Intravesicular glucose modulates magnesium2+ transport in liver plasma membrane from streptozotocin-treated rats

Plasma membrane vesicles purified from livers of 4-week-old streptozotocin-injected diabetic rats present an increased basal and cation-stimulated magnesium (Mg)2+ transport as compared with vesicles purified from age-matched nondiabetic animals. Furthermore, diabetic basolateral membranes are unable to accumulate extravesicular Mg2+ in exchange for intravesicular sodium (Na)+. Loading diabetic vesicles with varying concentrations of D-glucose, in addition to Mg2+, renormalizes basal and Na+- or calcium (Ca)2+-induced Mg2+ extrusion in a dose-dependent manner, but does not restore Na+/Mg2+ exchanger reversibility. A similar effect on Mg2+ extrusion is observed when D-glucose is replaced with 2-deoxy-glucose, amylopectin, or glycogen. The loading with 3-methyl-O-glucose or L-glucose, instead, affects basal and Na+-dependent Mg2+ extrusion, but not Ca2+-dependent Mg2+ fluxes. In contrast, loading the vesicles with hexoses other than glucose or varying extravesicular glucose concentration from 5 to 20 mmol/L does not modify basal or cation-stimulated Mg2+ fluxes. Taken together, these data indicate that basal and cation-stimulated Mg2+ transport across the hepatocyte plasma membrane is altered under diabetic conditions as a result of a decrease in intravesicular (intracellular) glucose.

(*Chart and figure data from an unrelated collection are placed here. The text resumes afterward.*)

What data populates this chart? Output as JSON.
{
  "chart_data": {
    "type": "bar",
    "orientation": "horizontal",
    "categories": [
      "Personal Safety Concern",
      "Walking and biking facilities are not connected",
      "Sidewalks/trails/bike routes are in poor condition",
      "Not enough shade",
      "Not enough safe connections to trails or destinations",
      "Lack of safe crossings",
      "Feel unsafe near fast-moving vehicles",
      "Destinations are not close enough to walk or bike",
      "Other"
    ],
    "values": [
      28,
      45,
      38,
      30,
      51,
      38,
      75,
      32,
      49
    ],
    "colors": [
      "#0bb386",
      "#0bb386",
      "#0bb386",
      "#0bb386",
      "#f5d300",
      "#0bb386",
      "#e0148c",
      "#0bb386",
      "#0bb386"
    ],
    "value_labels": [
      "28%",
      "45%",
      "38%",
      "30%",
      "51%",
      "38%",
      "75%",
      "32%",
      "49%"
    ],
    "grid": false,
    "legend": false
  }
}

Delayed restoration of Mg2+ content and transport in liver cells following ethanol withdrawal

Liver cells from rats chronically fed a Lieber-De Carli diet for 3 wk presented a marked decreased in tissue Mg(2+) content and an inability to extrude Mg(2+) into the extracellular compartment upon stimulation with catecholamine, isoproterenol, or cell-permeant cAMP analogs. This defect in Mg(2+) extrusion was observed in both intact cells and purified liver plasma membrane vesicles. Inhibition of adrenergic or cAMP-mediated Mg(2+) extrusion was also observed in freshly isolated hepatocytes from control rats incubated acutely in vitro with varying doses of ethanol (EtOH) for 8 min. In this model, however, the defect in Mg(2+) extrusion was observed in intact cells but not in plasma membrane vesicles. In the chronic model, upon removal of EtOH from the diet hepatic Mg(2+) content and extrusion required approximately 10 days to return to normal level both in isolated cells and plasma membrane vesicles. In hepatocytes acutely treated with EtOH for 8 min, more than 60 min were necessary for Mg(2+) content and extrusion to recover and return to the level observed in EtOH-untreated cells. Taken together, these data suggest that in the acute model the defect in Mg(2+) extrusion is the result of a limited refilling of the cellular compartment(s) from which Mg(2+) is mobilized upon adrenergic stimulation rather than a mere defect in adrenergic cellular signaling. The chronic EtOH model, instead, presents a transient but selective defect of the Mg(2+) extrusion mechanisms in addition to the limited refilling of the cellular compartments.